Saturday, April 21, 2012

The Zen of Paddle Ball


I was never an athlete as a child.  I played baseball one summer after third grade, then hung up my glove - a story for another time.  I never played basketball, and I avoided playing football.  Frankly, I was one of those kids that avoided the ball and was afraid of it.  The ball represented the enemy.  The ball had to be mastered, or else it would master and ridicule you.  I avoided eye contact with the ball because making such contact would mean I would have to engage with the ball.  An adversary who cannot muster enough courage and determination to look his enemy in the eye cannot have any hope of prevailing.

These thoughts flitted through my mind yesterday morning as Mark and I were playing paddle ball.  And then I had a sort of epiphany.  My tendency, in playing paddle ball, had been to go out and "meet" the ball before it came to me.  This resulted in less than ideal control of the ball - of where and how far it was hit.  What I started doing yesterday morning was letting the ball come to me, rather than me going out to meet it.  

The result was not only far more control over the ball, but, increasingly, a sense that the ball was not my enemy, but my friend - and I came to feel much more of a connection to the game which was much more intuitive and instinctual.  
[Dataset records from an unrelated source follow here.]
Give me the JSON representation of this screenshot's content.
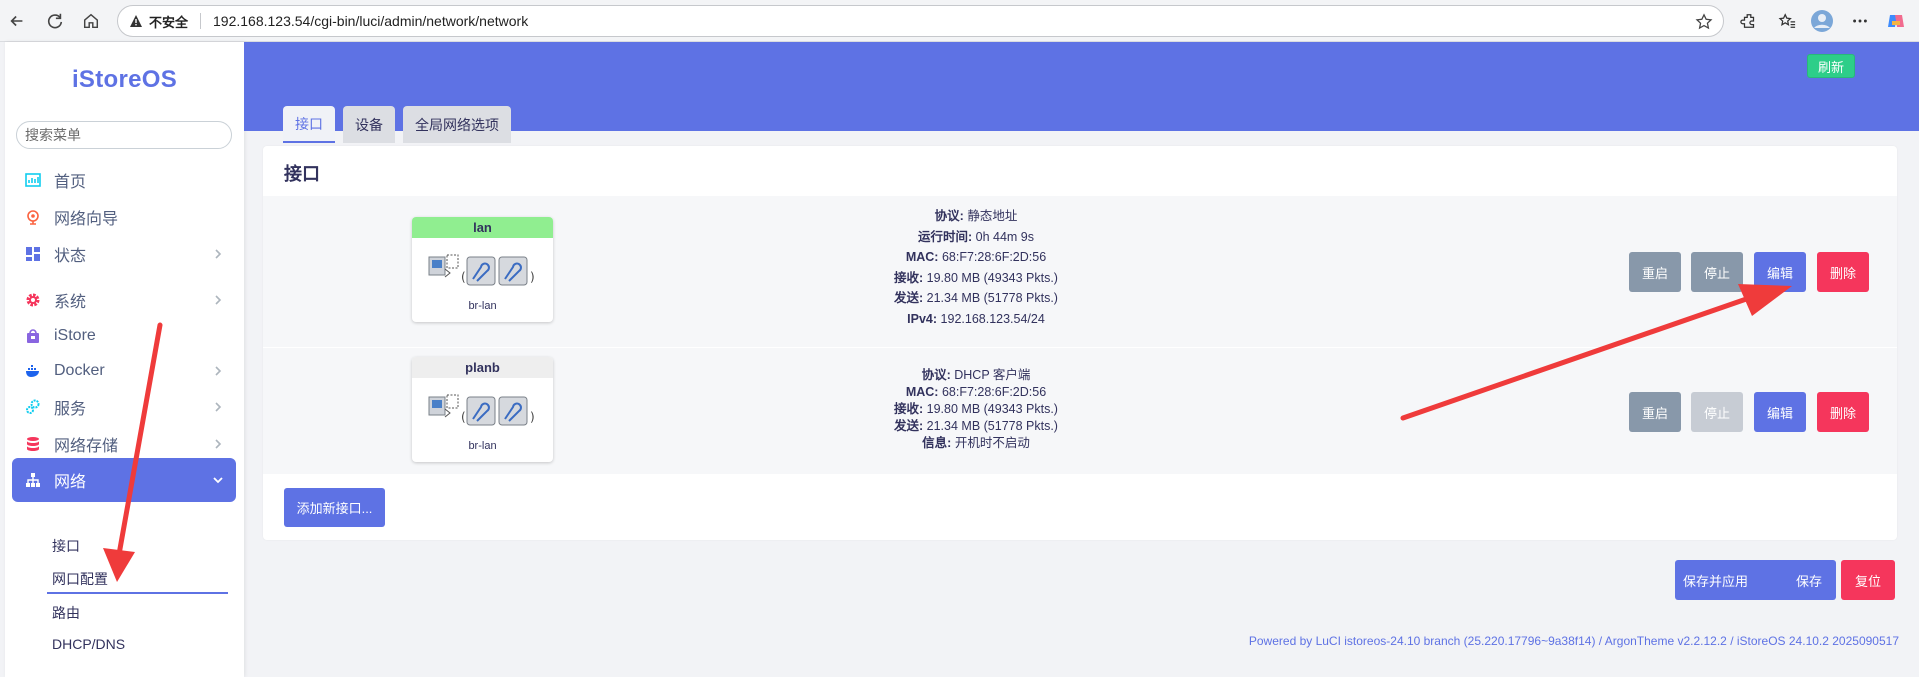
{
  "browser": {
    "insecure_label": "不安全",
    "url": "192.168.123.54/cgi-bin/luci/admin/network/network"
  },
  "sidebar": {
    "logo": "iStoreOS",
    "search_placeholder": "搜索菜单",
    "items": [
      {
        "label": "首页",
        "icon": "dashboard-icon"
      },
      {
        "label": "网络向导",
        "icon": "globe-icon"
      },
      {
        "label": "状态",
        "icon": "grid-icon"
      },
      {
        "label": "系统",
        "icon": "gear-icon"
      },
      {
        "label": "iStore",
        "icon": "store-icon"
      },
      {
        "label": "Docker",
        "icon": "docker-icon"
      },
      {
        "label": "服务",
        "icon": "services-icon"
      },
      {
        "label": "网络存储",
        "icon": "database-icon"
      },
      {
        "label": "网络",
        "icon": "network-icon"
      }
    ],
    "sub_items": [
      "接口",
      "网口配置",
      "路由",
      "DHCP/DNS"
    ]
  },
  "header": {
    "refresh_label": "刷新"
  },
  "tabs": [
    "接口",
    "设备",
    "全局网络选项"
  ],
  "section_title": "接口",
  "interfaces": [
    {
      "name": "lan",
      "device": "br-lan",
      "head_color": "#90ee90",
      "info": [
        {
          "label": "协议:",
          "value": "静态地址"
        },
        {
          "label": "运行时间:",
          "value": "0h 44m 9s"
        },
        {
          "label": "MAC:",
          "value": "68:F7:28:6F:2D:56"
        },
        {
          "label": "接收:",
          "value": "19.80 MB (49343 Pkts.)"
        },
        {
          "label": "发送:",
          "value": "21.34 MB (51778 Pkts.)"
        },
        {
          "label": "IPv4:",
          "value": "192.168.123.54/24"
        }
      ]
    },
    {
      "name": "planb",
      "device": "br-lan",
      "head_color": "#eeeeee",
      "info": [
        {
          "label": "协议:",
          "value": "DHCP 客户端"
        },
        {
          "label": "MAC:",
          "value": "68:F7:28:6F:2D:56"
        },
        {
          "label": "接收:",
          "value": "19.80 MB (49343 Pkts.)"
        },
        {
          "label": "发送:",
          "value": "21.34 MB (51778 Pkts.)"
        },
        {
          "label": "信息:",
          "value": "开机时不启动"
        }
      ]
    }
  ],
  "row_buttons": {
    "restart": "重启",
    "stop": "停止",
    "edit": "编辑",
    "delete": "删除"
  },
  "add_interface_label": "添加新接口...",
  "bottom_buttons": {
    "save_apply": "保存并应用",
    "save": "保存",
    "reset": "复位"
  },
  "footer": "Powered by LuCI istoreos-24.10 branch (25.220.17796~9a38f14) / ArgonTheme v2.2.12.2 / iStoreOS 24.10.2 2025090517",
  "colors": {
    "primary": "#5e72e4",
    "success": "#2dce89",
    "danger": "#f5365c",
    "gray": "#8898aa",
    "annotation_arrow": "#ef3b3b"
  }
}
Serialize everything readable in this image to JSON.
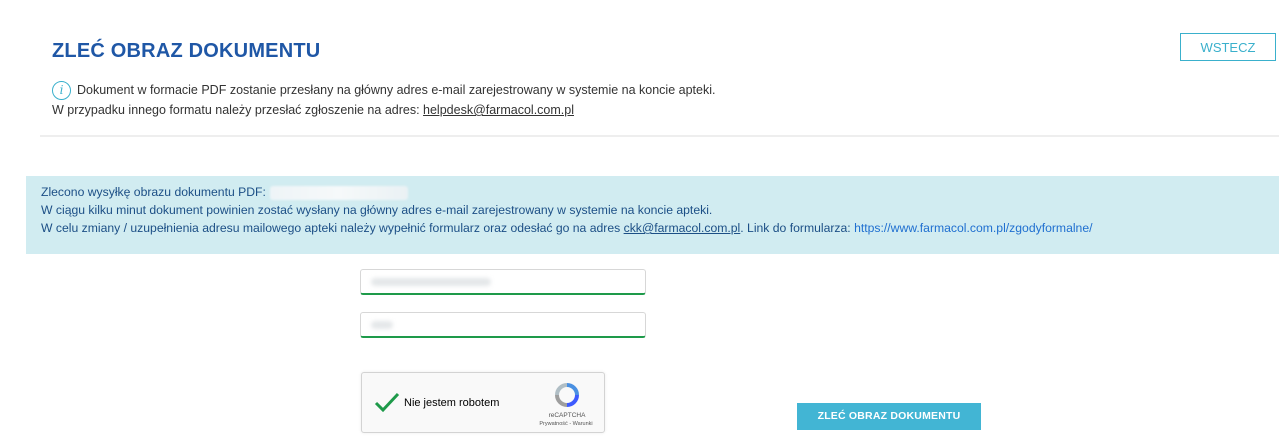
{
  "header": {
    "title": "ZLEĆ OBRAZ DOKUMENTU",
    "back_label": "WSTECZ"
  },
  "info": {
    "line1": "Dokument w formacie PDF zostanie przesłany na główny adres e-mail zarejestrowany w systemie na koncie apteki.",
    "line2_prefix": "W przypadku innego formatu należy przesłać zgłoszenie na adres: ",
    "line2_email": "helpdesk@farmacol.com.pl"
  },
  "alert": {
    "line1_prefix": "Zlecono wysyłkę obrazu dokumentu PDF:",
    "line2": "W ciągu kilku minut dokument powinien zostać wysłany na główny adres e-mail zarejestrowany w systemie na koncie apteki.",
    "line3_prefix": "W celu zmiany / uzupełnienia adresu mailowego apteki należy wypełnić formularz oraz odesłać go na adres ",
    "line3_email": "ckk@farmacol.com.pl",
    "line3_middle": ". Link do formularza: ",
    "line3_link": "https://www.farmacol.com.pl/zgodyformalne/"
  },
  "captcha": {
    "label": "Nie jestem robotem",
    "brand": "reCAPTCHA",
    "terms": "Prywatność - Warunki"
  },
  "submit": {
    "label": "ZLEĆ OBRAZ DOKUMENTU"
  },
  "colors": {
    "title": "#1f57a6",
    "accent": "#3ab0cc",
    "alert_bg": "#d1ecf1",
    "field_ok": "#1e9a4a",
    "submit_bg": "#42b5d4"
  },
  "icons": {
    "info": "info-circle-icon",
    "check": "checkmark-icon",
    "recaptcha": "recaptcha-logo-icon"
  }
}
Then, another realization came to me - the true Zen moment - when I realized how in life we often rush out to meet challenges, unprepared, unfocused, unintuitively; and in the process, we either lose control of our reaction or do not resound in as focused or skillful a way as we might hope.  How much better, I thought, to allow the challenge to come to us, whereupon we can then respond in a much more focused and intuitive manner that is also characterized by acceptance - rather than fear - of the challenge.